Despite its isolation from the world, North Korea is known for its ability to successfully conduct cyberattacks on rival nations. In 2013, three South Korean broadcasters fell victim to cyberattacks. National broadcasters, KBS, MBC and YTN noted that their computer networks had come to a complete halt thus affected broadcast. At the time, the government said that it believed North Korea was behind the hack. Similarly, in 2014, film studio, Sony Pictures was hacked by a group which identified itself as "Guardians of Peace" (GOP). The group released personal emails, information and details about employees working in Sony. It also leaked a number of confidential data. It also demanded that the studio should shelves one of its films called The Interview. The film featured a plot to assassinate Kim Jong Un. US intelligence agencies claimed that North Korea was possibly be behind the attacks, but the country denied its involvement.

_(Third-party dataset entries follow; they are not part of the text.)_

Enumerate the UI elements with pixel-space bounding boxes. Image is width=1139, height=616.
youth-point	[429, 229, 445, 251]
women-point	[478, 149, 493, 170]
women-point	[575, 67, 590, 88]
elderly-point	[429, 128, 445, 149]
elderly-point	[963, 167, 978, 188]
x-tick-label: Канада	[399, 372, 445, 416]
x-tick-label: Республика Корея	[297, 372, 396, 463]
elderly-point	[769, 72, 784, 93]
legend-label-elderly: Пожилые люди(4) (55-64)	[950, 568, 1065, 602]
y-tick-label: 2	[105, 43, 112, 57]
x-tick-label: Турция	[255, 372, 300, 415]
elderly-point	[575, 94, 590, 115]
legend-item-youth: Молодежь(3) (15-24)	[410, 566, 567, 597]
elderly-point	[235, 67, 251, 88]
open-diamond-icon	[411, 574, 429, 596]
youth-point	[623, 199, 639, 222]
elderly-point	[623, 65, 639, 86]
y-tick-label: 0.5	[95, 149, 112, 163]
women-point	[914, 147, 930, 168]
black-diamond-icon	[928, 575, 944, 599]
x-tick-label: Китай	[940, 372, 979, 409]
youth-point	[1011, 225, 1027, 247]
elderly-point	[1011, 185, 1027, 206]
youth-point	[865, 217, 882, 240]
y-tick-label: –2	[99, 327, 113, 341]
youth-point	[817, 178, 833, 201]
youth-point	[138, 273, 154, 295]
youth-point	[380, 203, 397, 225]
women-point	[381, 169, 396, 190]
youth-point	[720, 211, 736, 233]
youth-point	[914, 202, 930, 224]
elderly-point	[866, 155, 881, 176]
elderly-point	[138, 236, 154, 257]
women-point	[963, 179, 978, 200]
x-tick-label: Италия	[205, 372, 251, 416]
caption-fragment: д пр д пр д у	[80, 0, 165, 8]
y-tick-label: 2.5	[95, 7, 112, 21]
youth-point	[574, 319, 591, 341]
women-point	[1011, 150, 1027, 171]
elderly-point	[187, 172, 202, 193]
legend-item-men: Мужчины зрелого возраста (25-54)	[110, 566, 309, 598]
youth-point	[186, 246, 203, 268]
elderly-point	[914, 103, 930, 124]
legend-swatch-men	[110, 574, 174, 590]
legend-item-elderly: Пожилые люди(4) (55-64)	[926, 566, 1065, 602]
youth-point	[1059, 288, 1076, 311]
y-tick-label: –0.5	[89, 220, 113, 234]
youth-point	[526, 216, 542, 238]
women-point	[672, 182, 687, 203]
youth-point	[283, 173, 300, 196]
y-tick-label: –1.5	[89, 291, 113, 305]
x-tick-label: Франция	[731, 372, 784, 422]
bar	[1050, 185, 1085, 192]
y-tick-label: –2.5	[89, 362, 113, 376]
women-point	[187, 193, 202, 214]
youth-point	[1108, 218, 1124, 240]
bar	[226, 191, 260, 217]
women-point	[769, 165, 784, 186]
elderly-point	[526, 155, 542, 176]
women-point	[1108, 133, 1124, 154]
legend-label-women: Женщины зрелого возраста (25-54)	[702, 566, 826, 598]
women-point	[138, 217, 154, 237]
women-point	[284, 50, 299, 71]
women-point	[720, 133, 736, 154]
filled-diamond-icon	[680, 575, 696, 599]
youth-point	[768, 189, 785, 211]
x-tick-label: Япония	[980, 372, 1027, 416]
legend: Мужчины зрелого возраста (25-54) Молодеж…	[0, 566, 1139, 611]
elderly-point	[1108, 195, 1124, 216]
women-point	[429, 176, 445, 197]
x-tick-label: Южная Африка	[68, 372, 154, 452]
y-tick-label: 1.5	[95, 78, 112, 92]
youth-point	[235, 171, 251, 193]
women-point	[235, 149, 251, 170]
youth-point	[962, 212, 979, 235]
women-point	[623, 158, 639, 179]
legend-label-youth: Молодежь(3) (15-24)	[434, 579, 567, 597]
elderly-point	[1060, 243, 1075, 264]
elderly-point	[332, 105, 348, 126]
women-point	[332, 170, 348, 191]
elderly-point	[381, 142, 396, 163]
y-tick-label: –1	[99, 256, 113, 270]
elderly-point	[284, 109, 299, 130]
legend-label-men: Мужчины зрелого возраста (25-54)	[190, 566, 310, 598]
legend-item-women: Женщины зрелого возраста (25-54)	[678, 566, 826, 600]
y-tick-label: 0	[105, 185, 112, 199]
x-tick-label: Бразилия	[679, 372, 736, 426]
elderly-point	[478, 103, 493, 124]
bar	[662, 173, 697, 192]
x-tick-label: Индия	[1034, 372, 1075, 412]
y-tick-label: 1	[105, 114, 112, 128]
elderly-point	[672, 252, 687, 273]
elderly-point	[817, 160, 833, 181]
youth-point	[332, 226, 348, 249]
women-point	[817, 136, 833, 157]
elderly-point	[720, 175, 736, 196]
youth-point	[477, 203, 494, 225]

North Korea has invested in capabilities to successfully carry out cyberattacks. In 2016, the country was allegedly able to breach the cyber command set up by South Korea. It has conducted similar cyberattacks on South Korean government agencies and organizations in the past.

The current US administration has announced that North Korea was directly involved and perhaps orchestrated the WannaCry ransomware attack of 2017. In an op-ed for the Wall Street Journal, Tom Bossert, homeland security adviser to Donald Trump wrote, “The attack was widespread and cost billions, and North Korea is directly responsible.”

“We do not make this allegation lightly,” he wrote. “It is based on evidence. We are not alone with our findings, either. Other governments and private companies agree. The United Kingdom attributes the attack to North Korea, and Microsoft traced the attack to cyber affiliates of the North Korean government.”

Bossert added, North Korea has acted especially badly, largely unchecked, for more than a decade, and its malicious behavior is growing more egregious.”

This isn’t the first time a government has accused North Korea of having conducted the cyberattack. In November, the UK government laid out similar accusations and noted that it was “all but certain” that North Korea was behind WannaCry. The Lazarus Group, which had carried out the attack was allegedly working on the behest of the North Korean regime.

In 2017, North Korea was hit with sanctions directed at choking its economy. The UN had issued these sanctions as the isolated regime continued to carry out nuclear tests and launched 23 missiles. A South Korean government official in October 2017 also accused North Korea of breaching South Korean systems and stealing sensitive military secrets.

North Korea has yet to respond to the allegations laid out by the US administration.


Our assessment is that if North Korea is behind the WannaCry attack, then it would be an indication on how the North Korean government has been able to sustain itself despite sanctions. This also indicates that the nature of war in the 21st century has completely changed. Nation states no longer have to carry out sustained military campaigns in order to inflict damage on enemy states. The WannaCry attack hit more than 300,000 computers in 150 nations, causing billions of dollars of damage. Governments and law enforcement agencies must prepare for a new reality where cyber attacks pose a threat to not only individuals but also the sovereignty of nations.